Sparse matrix test collections
Comparisons between sparse matrix strategies and computer programs are difficult because of the enormous dependence on implementation details and because the various ordering methods (introduced in Section 5.3 and discussed in detail in Chapters 7-9 are heuristic. This means that comparisons between them will be problem dependent. These concerns led to the development of a set of test matrices by Duff and Reid (1979) extended by Duff, Grimes, and Lewis (1989). A nice interface for accessing both the problems and associated statistics has been designed at NIST (MatrixMarket 2000) and the original Harwell-Boeing format was extended to the Rutherford-Boeing format by Duff, Grimes, and Lewis (1997). The GRID-TLSE project in Toulouse offers a web-friendly interface to direct sparse solvers and sparse matrix test problems (Amestoy, Duff, Giraud, L’Excellent, and Puglisi 2004).
Currently, the most extensive collection of sparse matrices is the University of Florida Sparse Matrix Collection (Davis and Hu 2011). Not only are the matrices available in several formats, but there is a substantial discussion of each with several pictures, not just of the matrix. Additionally, there is software to enable the extraction of matrices with various characteristics including the application domain.
A major objective of the test collections has been to represent important features of practical problems. Sparse matrix characteristics (such as matrix size, number of entries, and matrix pattern including closeness to symmetry) can differ among matrices arising from, for example, structural analysis, circuit design, or linear programming. The test problems from these different application areas vary widely in their characteristics and often have very distinctive patterns. Pictures of some of these patterns are included in Appendix B. While their patterns are often not regular, they are certainly not random.
Throughout this book, we will use matrices to illustrate our discussion, to demonstrate the performance of our algorithms, and to show the effect of varying parameters. The default is that these will be matrices from the Florida Collection. Those not from this collection will be flagged by a footnote and the accompanying text will indicate their origin. Where we show the numbers of entries in a table, we count explicit zeros because the analysis performed may be required later for another matrix having the same pattern where some of these entries are now nonzero. We count the entries in both the upper and lower triangular parts of a symmetric matrix, although some algorithms require only one of the triangles. These test matrices will be symmetric, unsymmetric, or even rectangular determined by the algorithm or code being considered. As some approaches exploit patterns that are nearly symmetric, we will sometimes display the symmetry index, as defined by Erisman, Grimes, Lewis, Poole Jr., and Simon (1987), which is the proportion of off-diagonal entries for which there is a corresponding entry in the transpose, so that a symmetric matrix has a symmetry index of 1.0.

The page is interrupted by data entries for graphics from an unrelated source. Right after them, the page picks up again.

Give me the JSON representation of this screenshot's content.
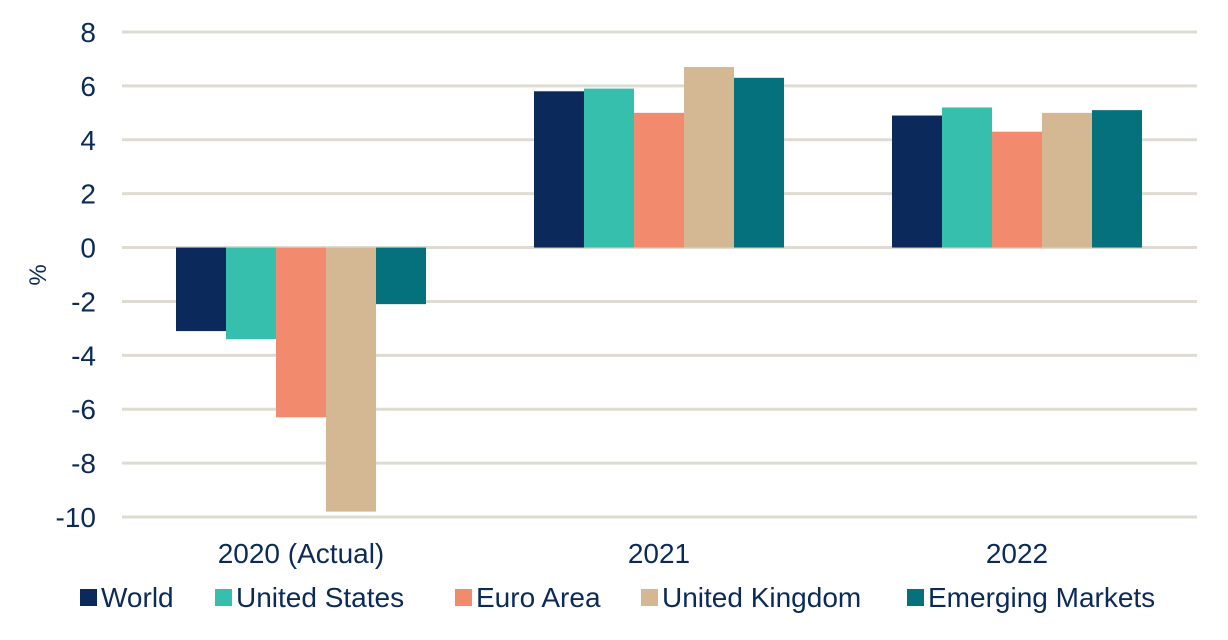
{
  "chart_data": {
    "type": "bar",
    "categories": [
      "2020 (Actual)",
      "2021",
      "2022"
    ],
    "series": [
      {
        "name": "World",
        "values": [
          -3.1,
          5.8,
          4.9
        ],
        "color": "#0b2a5b"
      },
      {
        "name": "United States",
        "values": [
          -3.4,
          5.9,
          5.2
        ],
        "color": "#35bfac"
      },
      {
        "name": "Euro Area",
        "values": [
          -6.3,
          5.0,
          4.3
        ],
        "color": "#f28b6d"
      },
      {
        "name": "United Kingdom",
        "values": [
          -9.8,
          6.7,
          5.0
        ],
        "color": "#d4b893"
      },
      {
        "name": "Emerging Markets",
        "values": [
          -2.1,
          6.3,
          5.1
        ],
        "color": "#04717c"
      }
    ],
    "ylabel": "%",
    "ylim": [
      -10,
      8
    ],
    "yticks": [
      8,
      6,
      4,
      2,
      0,
      -2,
      -4,
      -6,
      -8,
      -10
    ],
    "grid": true,
    "legend": "bottom"
  }
}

Another group of matrices that we use arises from solving partial differential equations on a square q x q grid, pictured for q = 5 in Figure 1.7.1. The simplest finite-element problem has square bilinear elements. Here, there is a one-to-one correspondence between nodes in the grid and variables in the system of equations. The picture of the grid is also a picture of the graph. The resulting symmetric matrix A has order n = (q + 1)2, and each row has entries in nine columns corresponding to a node and its eight nearest neighbours. Such a pattern can also arise from a 9-point finite-difference discretization on the same grid. Another test case arises from the 5-point finite-difference discretization, in which case each row has off-diagonal entries in columns corresponding to nodes connected directly to the corresponding node by a grid line. Further regular problems arise from the discretization of three-dimensional problems using 7-point, 11-point, or 27-point approximations. These matrices are important because they typify matrices that occur when solving partial differential equations and because very large test problems can be generated easily.
Fig. 1.7.1. A 5x5 discretization.
Another way of generating large sets of matrices is to use random number generators to create both the pattern and the nonzero values. Early testing of sparse matrix algorithms was done in this way. While small random test cases are useful for testing sparse matrix codes, we do not recommend their use for performance testing because of their lack of correlation to real problems.
When using an existing sparse matrix code for particular applications, the user will be confronted with a variety of choices as will be discussed in the rest of the book. Since many of the algorithms discussed here are based on heuristics, we recommend that users experiment with these choices for their own applications. The test problems provide an invaluable source for this purpose. Other readers may be more interested in extending research: which algorithms work best depending on size of matrix, application area, computer architecture, and many other factors? The test problems are useful for this purpose as well.
The Florida Collection will also be used in several of the Research Exercises that we have included in many of the chapters.